房士安昔年在宫中当翰林学士的时候, 曾给皇子们上过课,和风焕也算是有师徒之份,今天来风焕便是因为自己过生辰, 给房士安送请柬的。
还给谢陟厘也送了一份。
谢陟厘对这种场合向来是敬而远之,正打算推辞,风焕已把请柬往她手里一递:“你不接着,那便是我辱命,到时要挨罚的。
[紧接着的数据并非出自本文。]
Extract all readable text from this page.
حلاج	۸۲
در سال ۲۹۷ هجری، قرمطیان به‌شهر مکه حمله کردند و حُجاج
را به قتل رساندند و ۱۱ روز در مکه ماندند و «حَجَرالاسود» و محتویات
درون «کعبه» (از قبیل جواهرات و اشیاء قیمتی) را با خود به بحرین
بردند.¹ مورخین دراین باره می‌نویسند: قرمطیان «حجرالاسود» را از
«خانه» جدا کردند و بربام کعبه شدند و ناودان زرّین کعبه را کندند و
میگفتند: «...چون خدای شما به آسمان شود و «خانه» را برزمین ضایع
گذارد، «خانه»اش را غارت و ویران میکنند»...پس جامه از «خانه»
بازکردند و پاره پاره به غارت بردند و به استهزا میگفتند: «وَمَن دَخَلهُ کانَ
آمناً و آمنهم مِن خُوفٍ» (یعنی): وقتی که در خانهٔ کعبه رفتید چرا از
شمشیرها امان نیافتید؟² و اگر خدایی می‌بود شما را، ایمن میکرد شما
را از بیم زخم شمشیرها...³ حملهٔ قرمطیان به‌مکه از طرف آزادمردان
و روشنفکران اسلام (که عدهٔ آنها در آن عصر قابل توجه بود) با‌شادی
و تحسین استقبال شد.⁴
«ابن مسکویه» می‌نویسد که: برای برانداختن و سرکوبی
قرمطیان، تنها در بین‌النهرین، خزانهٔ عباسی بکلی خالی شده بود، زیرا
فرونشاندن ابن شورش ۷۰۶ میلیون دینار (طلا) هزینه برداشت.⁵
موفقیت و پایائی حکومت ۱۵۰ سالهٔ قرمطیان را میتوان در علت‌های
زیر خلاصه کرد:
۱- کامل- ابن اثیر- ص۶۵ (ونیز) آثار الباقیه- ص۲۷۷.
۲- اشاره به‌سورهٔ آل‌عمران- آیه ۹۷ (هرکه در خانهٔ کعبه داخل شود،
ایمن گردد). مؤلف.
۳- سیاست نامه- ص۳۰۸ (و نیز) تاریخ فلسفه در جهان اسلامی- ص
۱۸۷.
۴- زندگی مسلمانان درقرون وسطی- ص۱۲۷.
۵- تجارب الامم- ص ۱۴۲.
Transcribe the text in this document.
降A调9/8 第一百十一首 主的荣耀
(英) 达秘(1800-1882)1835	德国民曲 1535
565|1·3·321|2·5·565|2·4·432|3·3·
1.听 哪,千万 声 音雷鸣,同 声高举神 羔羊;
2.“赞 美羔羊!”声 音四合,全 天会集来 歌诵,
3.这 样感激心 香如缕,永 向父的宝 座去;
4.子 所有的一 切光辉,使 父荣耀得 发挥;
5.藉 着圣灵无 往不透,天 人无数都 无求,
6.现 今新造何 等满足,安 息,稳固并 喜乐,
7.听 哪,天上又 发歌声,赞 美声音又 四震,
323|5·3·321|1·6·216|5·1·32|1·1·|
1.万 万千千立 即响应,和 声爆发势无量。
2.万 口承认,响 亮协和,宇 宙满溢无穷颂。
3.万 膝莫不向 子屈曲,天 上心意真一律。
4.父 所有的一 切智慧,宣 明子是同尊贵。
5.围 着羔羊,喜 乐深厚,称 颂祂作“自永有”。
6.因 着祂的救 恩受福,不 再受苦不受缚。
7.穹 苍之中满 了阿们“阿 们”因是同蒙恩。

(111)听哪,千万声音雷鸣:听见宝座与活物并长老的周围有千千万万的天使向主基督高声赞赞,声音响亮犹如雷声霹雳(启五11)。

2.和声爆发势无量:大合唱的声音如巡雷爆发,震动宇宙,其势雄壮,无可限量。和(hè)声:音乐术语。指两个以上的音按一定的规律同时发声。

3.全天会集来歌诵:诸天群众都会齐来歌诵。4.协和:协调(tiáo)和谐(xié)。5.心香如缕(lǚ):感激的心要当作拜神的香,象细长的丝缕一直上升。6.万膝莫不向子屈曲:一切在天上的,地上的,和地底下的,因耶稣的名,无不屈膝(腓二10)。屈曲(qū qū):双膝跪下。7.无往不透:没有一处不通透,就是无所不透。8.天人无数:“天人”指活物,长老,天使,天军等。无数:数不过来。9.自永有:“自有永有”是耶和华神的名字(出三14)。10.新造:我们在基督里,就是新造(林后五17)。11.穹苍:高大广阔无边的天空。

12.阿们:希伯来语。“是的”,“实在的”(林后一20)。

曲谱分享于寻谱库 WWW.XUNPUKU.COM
”
说着还向谢陟厘眨了眨眼。
谢陟厘:“……”
她大概明白了。
到了风焕生辰那一日,谢陟厘便随着房士安一起去赴宴。
风焕尚未封王,年纪又大了,不便再住在皇宫,便在城东安了所宅子,自名为“揽闲院”,不小心路过的人还以为是座乐坊。
且风焕交游广阔,只是广阔的门路不太对。
他结交的皆是一些三教九流之徒,落第的举子、乐坊的红牌、行走江湖的郎中……坐得满坑满谷,正经的名门望族、公卿王侯那是一个都寻不出来。
这也正是他能在太子眼皮底下安稳到如今的原因。
席上也有几个正经闺秀,不知是不是风焕请过来混淆视听的,她们对于此间的热闹也显得有几分格格不入。
谢陟厘在席上坐了不久,便有个丫环来请谢陟厘去更衣,将谢陟厘领到一间房门前,屈身一礼,便退下。
谢陟厘心有些砰砰跳,轻轻推开了门。
门才推了一条缝,一只手便从里面伸出来捉住了她的手腕,把她拉了进去。
谢陟厘几乎是跌进了门内,下一瞬,房门在她身后关上,她整个人跌进一个温暖的怀抱里。
怀抱坚实宽阔,像大海拥着船只那般拥着她,谢陟厘靠在上头,几乎想长长地叹了口气。
这口气从风煊口里叹出来了,叹得又深又长,好像要把这些日子的分别一朝吐尽。
“阿厘……”风煊抱着她,将下巴搁在她的颈窝,一口叹尽,又叹了一口。
谢陟厘伸出手,环住了他的腰。
她平日里在极难得做这样的动作,每次出手,都让风煊心花怒放,这会儿便抬起头来,想托起她的下巴瞧瞧她脸上的神情。